Frederick Keil, born in 1816, was the nephew of Dr. William Keil, the founder of the Aurora Colony. William Keil is perhaps better known today for bringing his deceased son over the Oregon Trail in a lead coffin filled with whiskey to preserve the body. This was done to fulfill Dr. Keil’s promise to his son to take him along on the journey west.
The reason for the journey was to continue Dr. Keil’s communalist Christian teachings, which came from a Bavarian tradition teaching that living cooperatively, rather than competetively, offered a model for pious Christians seeking to follow in Christ’s footsteps. Doctor Keil preached that individuals must sacrifice their personal ambitions in order to promote the good of the community as a whole. After establishing the original Aurora community in Bethel, Missouri, Dr. Keil decided to lead his followers west to found their own town.

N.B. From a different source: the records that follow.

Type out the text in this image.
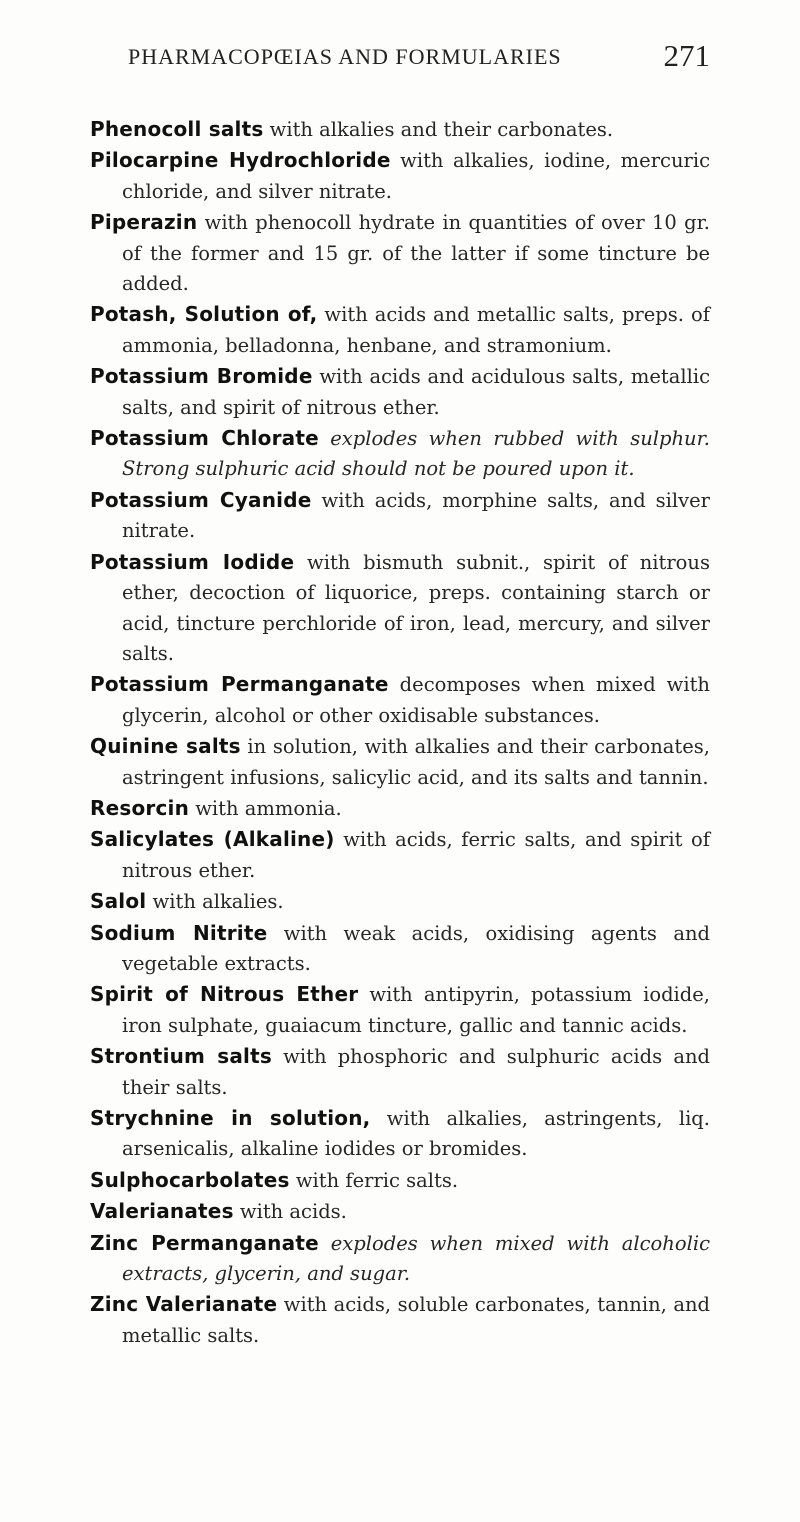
PHARMACOPŒIAS AND FORMULARIES	271

Phenocoll salts with alkalies and their carbonates.

Pilocarpine Hydrochloride with alkalies, iodine, mercuric chloride, and silver nitrate.

Piperazin with phenocoll hydrate in quantities of over 10 gr. of the former and 15 gr. of the latter if some tincture be added.

Potash, Solution of, with acids and metallic salts, preps. of ammonia, belladonna, henbane, and stramonium.

Potassium Bromide with acids and acidulous salts, metallic salts, and spirit of nitrous ether.

Potassium Chlorate explodes when rubbed with sulphur. Strong sulphuric acid should not be poured upon it.

Potassium Cyanide with acids, morphine salts, and silver nitrate.

Potassium Iodide with bismuth subnit., spirit of nitrous ether, decoction of liquorice, preps. containing starch or acid, tincture perchloride of iron, lead, mercury, and silver salts.

Potassium Permanganate decomposes when mixed with glycerin, alcohol or other oxidisable substances.

Quinine salts in solution, with alkalies and their carbonates, astringent infusions, salicylic acid, and its salts and tannin.

Resorcin with ammonia.

Salicylates (Alkaline) with acids, ferric salts, and spirit of nitrous ether.

Salol with alkalies.

Sodium Nitrite with weak acids, oxidising agents and vegetable extracts.

Spirit of Nitrous Ether with antipyrin, potassium iodide, iron sulphate, guaiacum tincture, gallic and tannic acids.

Strontium salts with phosphoric and sulphuric acids and their salts.

Strychnine in solution, with alkalies, astringents, liq. arsenicalis, alkaline iodides or bromides.

Sulphocarbolates with ferric salts.

Valerianates with acids.

Zinc Permanganate explodes when mixed with alcoholic extracts, glycerin, and sugar.

Zinc Valerianate with acids, soluble carbonates, tannin, and metallic salts.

Along with his wife, Dora, and his father, Henry, Frederick followed his uncle across the Oregon Trail in 1855. Their destination was a site on Willapa Bay in the Washington Territory which had been picked by scouts sent west in 1853. The journey was fairly uneventful save for a brief fright when Frederick and Dora realzed that their only child, born just the previous year, had fallen out of the wagon at some point. Fearing the worst, Frederick retraced their path and found the baby, happily unharmed by the experience, alongside the road several miles behind the wagon train.
After wintering at Willapa Bay — and burying his son — Dr. Keil decided that the location was too remote and began scouting the Willamette Valley. He found a promising spot on the Pudding River halfway between Oregon City and the French Prairie area. The new arrivals purchased the area from the early emigrants who had taken out Donation Land Claims. Frederick and Dora purchased 120 acres from Anson Cone’s claim at $10 an acre and moved into Cone’s cabin. Land in the Aurora Colony, of which Frederick and Dora were members, was owned communally, and the Colony at its height held almost 15,000 acres between not quite 400 settlers.
Doctor Keil died in 1877, and without its leader and guiding force, the colony
finally disbanded in 1883. The land, businesses, and other resources were
divided up between the Colony’s members and became privately held. The town of
Aurora was officially incorporated in 1893.
Frederick Keil died two years after his uncle, in 1879. His youngest son, Charles, took over the family farm. He built the family’s first frame house the same year, where Dora lived until her death in 1906. With a few additions and modernizations over the years, the descendants of Frederick and Dora Keil are still living in that house today.